Q. In getting back to the secondary, has CB Darius Slay had the desired effect on the defense this year, number one; and number two, you’ve made a deliberate decision to go deeper at safety this year than at corner when the 53 was made. Would you have been better served going deeper at corner given the injury history there? (Zach Berman)
JIM SCHWARTZ: I don’t really talk about roster decisions. That’s really not my land to farm right there. So I’ll just leave that for [head coach] Doug [Pederson] and [executive vice president/general manager] Howie [Roseman]. They can address those kind of things.
But as far as Slay, it certainly didn’t show up in the stat sheet as far as like interceptions and things like that. But there were a lot of games that quarterbacks didn’t throw very much at him, including this last game. First play there’s help that should be coming his way on that first play, and it wasn’t there, and it made it look bad for him giving up a long completion, but after that, man, I have a hard time remembering another completion that he gave up after that in this game. He shadowed the best receivers. He’s made some guys disappear. He’s had a couple games that he wasn’t — he probably wasn’t at the top of his game, but I think that more falls to the NFL and the load that we put on him and knowing that you’re not going to pitch a shutout against great receivers every single week.

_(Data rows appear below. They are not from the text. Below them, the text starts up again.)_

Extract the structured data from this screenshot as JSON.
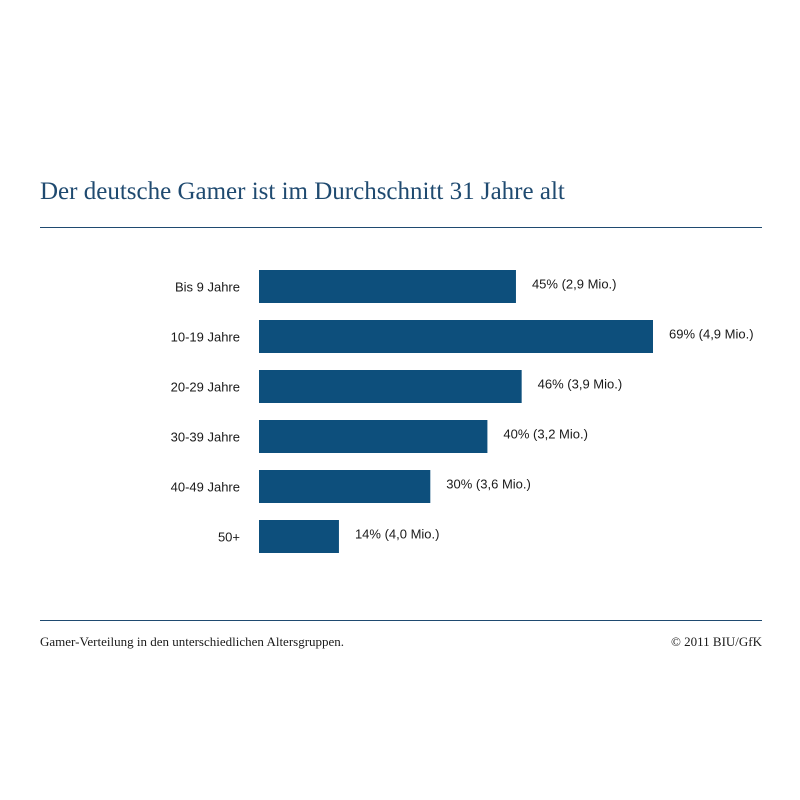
{
  "chart_data": {
    "type": "bar",
    "orientation": "horizontal",
    "title": "Der deutsche Gamer ist im Durchschnitt 31 Jahre alt",
    "categories": [
      "Bis 9 Jahre",
      "10-19 Jahre",
      "20-29 Jahre",
      "30-39 Jahre",
      "40-49 Jahre",
      "50+"
    ],
    "values": [
      45,
      69,
      46,
      40,
      30,
      14
    ],
    "value_unit": "%",
    "data_labels": [
      "45% (2,9 Mio.)",
      "69% (4,9 Mio.)",
      "46% (3,9 Mio.)",
      "40% (3,2 Mio.)",
      "30% (3,6 Mio.)",
      "14% (4,0 Mio.)"
    ],
    "xlim": [
      0,
      69
    ],
    "grid": false,
    "axes_visible": false,
    "bar_color": "#0d4f7c"
  },
  "footer": {
    "caption": "Gamer-Verteilung in den unterschiedlichen Altersgruppen.",
    "copyright": "© 2011 BIU/GfK"
  },
  "colors": {
    "title": "#1f4a70",
    "rule": "#1f4a70",
    "bar": "#0d4f7c"
  }
}
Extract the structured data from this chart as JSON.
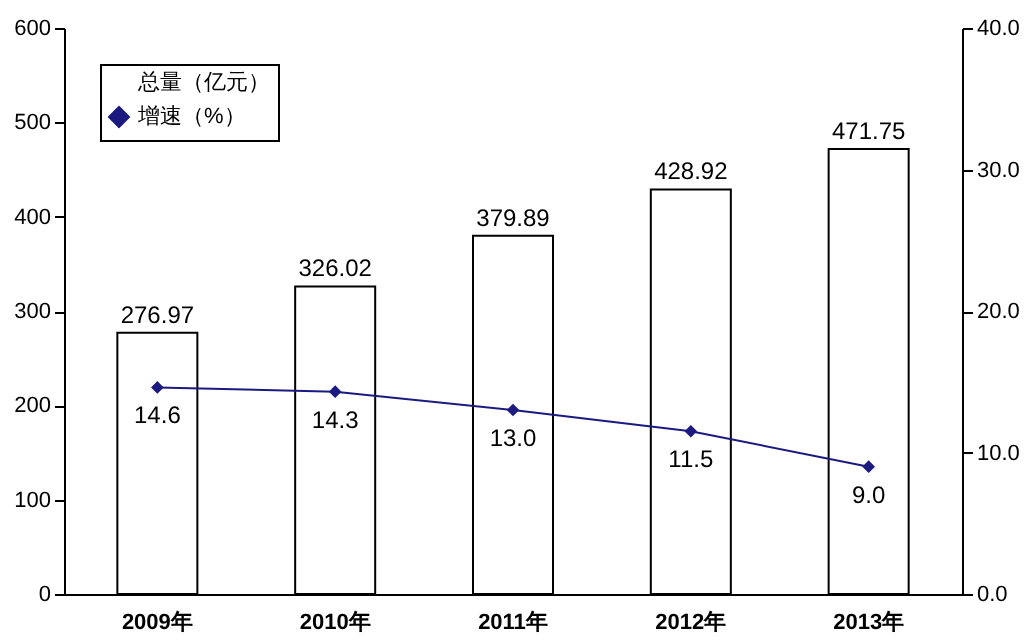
{
  "chart_data": {
    "type": "bar",
    "categories": [
      "2009年",
      "2010年",
      "2011年",
      "2012年",
      "2013年"
    ],
    "series": [
      {
        "name": "总量（亿元）",
        "color": "#ffffff",
        "values": [
          276.97,
          326.02,
          379.89,
          428.92,
          471.75
        ],
        "value_labels": [
          "276.97",
          "326.02",
          "379.89",
          "428.92",
          "471.75"
        ]
      },
      {
        "name": "增速（%）",
        "type": "line",
        "axis": "y2",
        "color": "#1a1a80",
        "values": [
          14.6,
          14.3,
          13.0,
          11.5,
          9.0
        ],
        "value_labels": [
          "14.6",
          "14.3",
          "13.0",
          "11.5",
          "9.0"
        ]
      }
    ],
    "ylim": [
      0,
      600
    ],
    "yticks": [
      0,
      100,
      200,
      300,
      400,
      500,
      600
    ],
    "y2lim": [
      0,
      40
    ],
    "y2ticks": [
      {
        "value": 0,
        "label": "0.0"
      },
      {
        "value": 10,
        "label": "10.0"
      },
      {
        "value": 20,
        "label": "20.0"
      },
      {
        "value": 30,
        "label": "30.0"
      },
      {
        "value": 40,
        "label": "40.0"
      }
    ],
    "grid": false,
    "legend": "top left",
    "marker": "diamond",
    "line_style": "solid"
  }
}
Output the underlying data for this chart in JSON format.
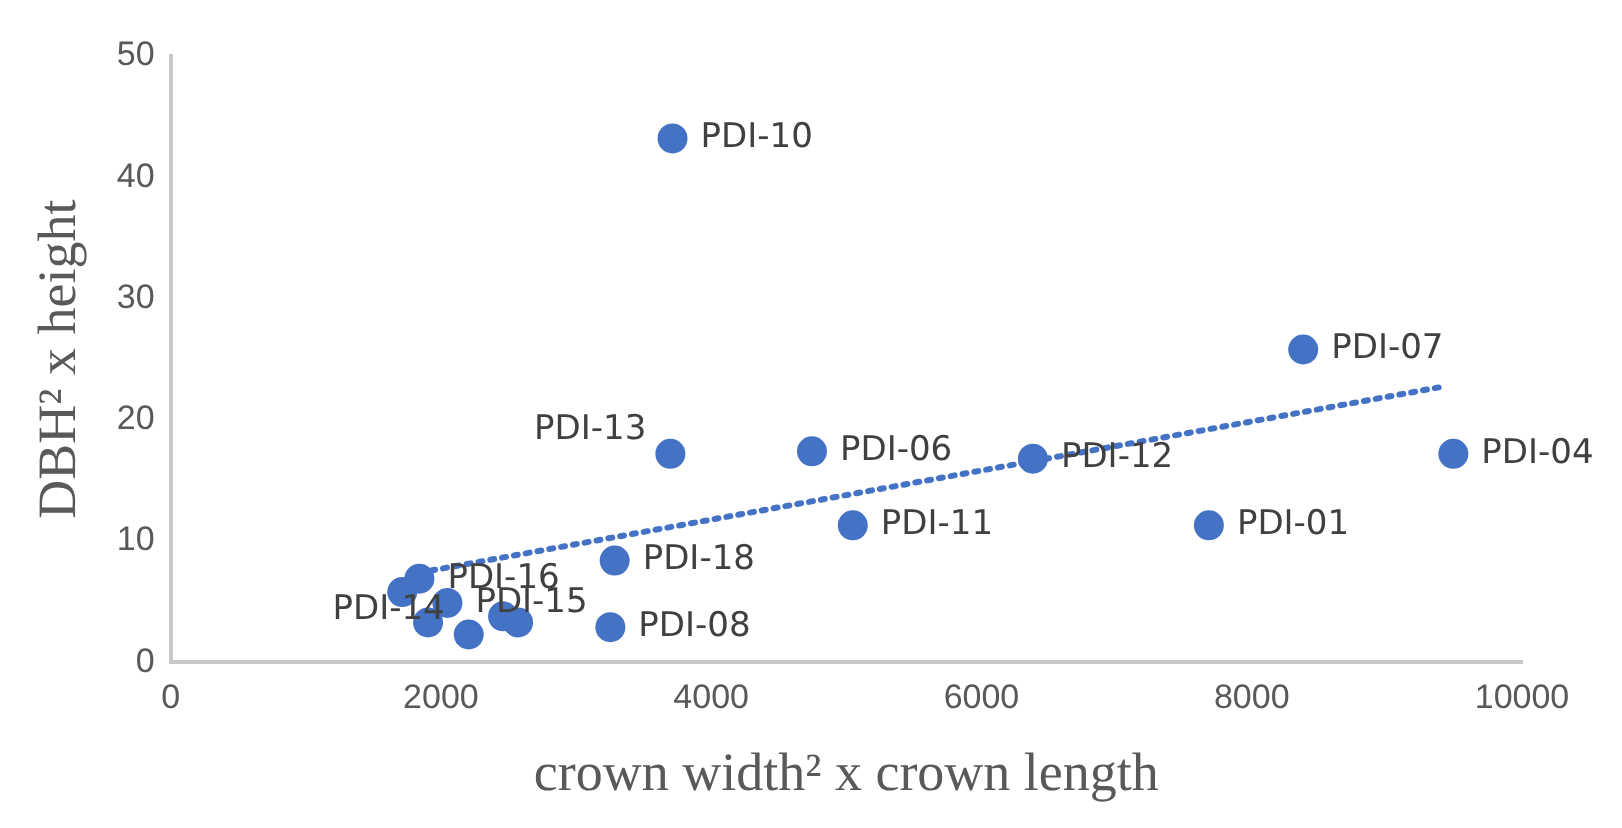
{
  "chart_data": {
    "type": "scatter",
    "xlabel": "crown width² x crown length",
    "ylabel": "DBH² x height",
    "xlim": [
      0,
      10000
    ],
    "xticks": [
      0,
      2000,
      4000,
      6000,
      8000,
      10000
    ],
    "ylim": [
      0,
      50
    ],
    "yticks": [
      0,
      10,
      20,
      30,
      40,
      50
    ],
    "grid": false,
    "legend": false,
    "marker": "circle",
    "series": [
      {
        "color": "#4472c4",
        "x": [
          3714,
          8381,
          9492,
          3698,
          4746,
          6381,
          5048,
          7683,
          3286,
          1714,
          1841,
          1905,
          2048,
          2206,
          2460,
          2571,
          3254
        ],
        "values": [
          43.2,
          25.8,
          17.2,
          17.2,
          17.4,
          16.8,
          11.3,
          11.3,
          8.4,
          5.8,
          6.9,
          3.3,
          4.9,
          2.3,
          3.8,
          3.3,
          2.9
        ]
      },
      {
        "type": "line",
        "color": "#4472c4",
        "line_style": "dotted",
        "marker": "none",
        "x": [
          1841,
          9397
        ],
        "values": [
          7.4,
          22.7
        ]
      }
    ],
    "annotations": [
      {
        "text": "PDI-10",
        "x": 3714,
        "y": 43.2
      },
      {
        "text": "PDI-07",
        "x": 8381,
        "y": 25.8
      },
      {
        "text": "PDI-04",
        "x": 9492,
        "y": 17.2
      },
      {
        "text": "PDI-13",
        "x": 3698,
        "y": 17.2
      },
      {
        "text": "PDI-06",
        "x": 4746,
        "y": 17.4
      },
      {
        "text": "PDI-12",
        "x": 6381,
        "y": 16.8
      },
      {
        "text": "PDI-11",
        "x": 5048,
        "y": 11.3
      },
      {
        "text": "PDI-01",
        "x": 7683,
        "y": 11.3
      },
      {
        "text": "PDI-18",
        "x": 3286,
        "y": 8.4
      },
      {
        "text": "PDI-16",
        "x": 1841,
        "y": 6.9
      },
      {
        "text": "PDI-15",
        "x": 2048,
        "y": 4.9
      },
      {
        "text": "PDI-14",
        "x": 2206,
        "y": 2.3
      },
      {
        "text": "PDI-08",
        "x": 3254,
        "y": 2.9
      }
    ]
  }
}
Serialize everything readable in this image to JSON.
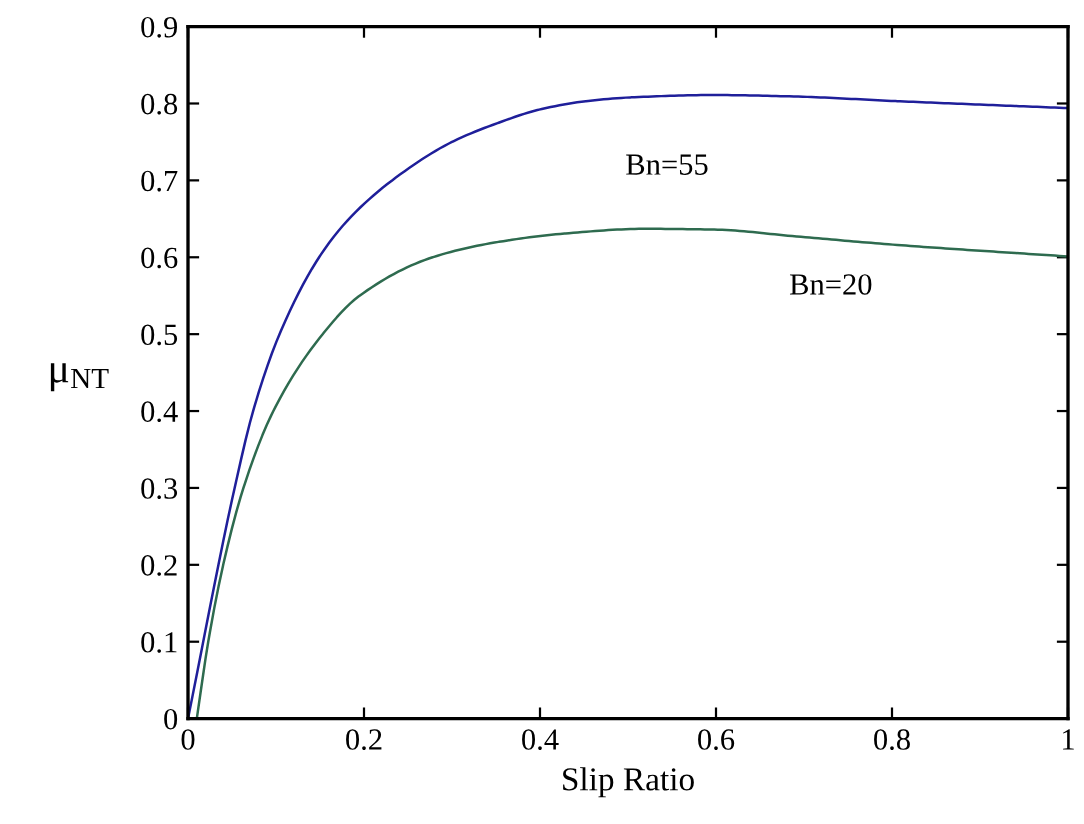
{
  "chart_data": {
    "type": "line",
    "xlabel": "Slip Ratio",
    "ylabel": "μ$_{NT}$",
    "xlim": [
      0,
      1
    ],
    "ylim": [
      0,
      0.9
    ],
    "xticks": [
      0,
      0.2,
      0.4,
      0.6,
      0.8,
      1
    ],
    "yticks": [
      0,
      0.1,
      0.2,
      0.3,
      0.4,
      0.5,
      0.6,
      0.7,
      0.8,
      0.9
    ],
    "grid": false,
    "legend": false,
    "marker": "none",
    "line_style": "solid",
    "series": [
      {
        "name": "Bn=55",
        "color": "#1f1f9a",
        "x": [
          0,
          0.053,
          0.074,
          0.104,
          0.149,
          0.183,
          0.232,
          0.3,
          0.353,
          0.399,
          0.452,
          0.504,
          0.598,
          0.692,
          0.806,
          1.0
        ],
        "values": [
          0,
          0.3,
          0.4,
          0.5,
          0.6,
          0.65,
          0.7,
          0.75,
          0.775,
          0.792,
          0.803,
          0.808,
          0.811,
          0.809,
          0.803,
          0.794
        ]
      },
      {
        "name": "Bn=20",
        "color": "#2e6b4f",
        "x": [
          0.01,
          0.023,
          0.04,
          0.063,
          0.097,
          0.153,
          0.195,
          0.278,
          0.353,
          0.429,
          0.519,
          0.598,
          0.692,
          0.806,
          1.0
        ],
        "values": [
          0,
          0.1,
          0.2,
          0.3,
          0.4,
          0.5,
          0.55,
          0.6,
          0.62,
          0.631,
          0.637,
          0.636,
          0.627,
          0.616,
          0.601
        ]
      }
    ]
  }
}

When we’ve been at our best, we’ve been a man team. Sometimes we’ve had injuries and we’ve had to go away from that and those things, but there were times early in the season that we were playing a ton of man and we were having good success with it, and I think a lot of that did have to do with Darius and his ability to match up on wide receivers.
Another guy, I mentioned Jalen Mills, but Slay is a totally unselfish player, isn’t afraid of the spotlight. I mentioned Seattle a couple weeks ago or however long that’s been, where he took the heat to allow everybody else to do the things that they needed to do, and that’s really an unselfish thing.
Even in this game he was on [Cowboys WR Amari] Cooper, but he saw that we needed to put a fire out and he put himself in a little bit more harm’s way because he knew that the coverage was going to be going somewhere else. But he was up for that challenge.
It’s probably an incomplete when it comes to how it’s gone, but I do think that it’s — he’s done yeoman’s work when it comes to the things that we’ve asked him to do, and like I said, it doesn’t always show up on the stat sheet.
I was talking to him a couple weeks ago, I think it was 2002, maybe 2003, about the best season I’ve ever seen from a corner was [former NFL DB] Samari Rolle with the Tennessee Titans, was — I mean, pitch a shutout every single week and had zero interceptions until the last week of the year, and I think he had one or two. It was against Houston. Didn’t get any votes for the Pro Bowl or anything else because he had zero interceptions. But it was as fine a season as I’ve ever seen from a corner, got everybody covered, quarterbacks wouldn’t throw at him.
So I’m not comparing him to that season, but I would be cautious of judging guys just based on some metrics like interceptions. It’s a little bit like D-line; if you judge guys just on stats, it doesn’t always tell the story. We put a lot of pressure on Slay. He’s been up for it every week, and I think that’s a great comfort to me and for the rest of the team.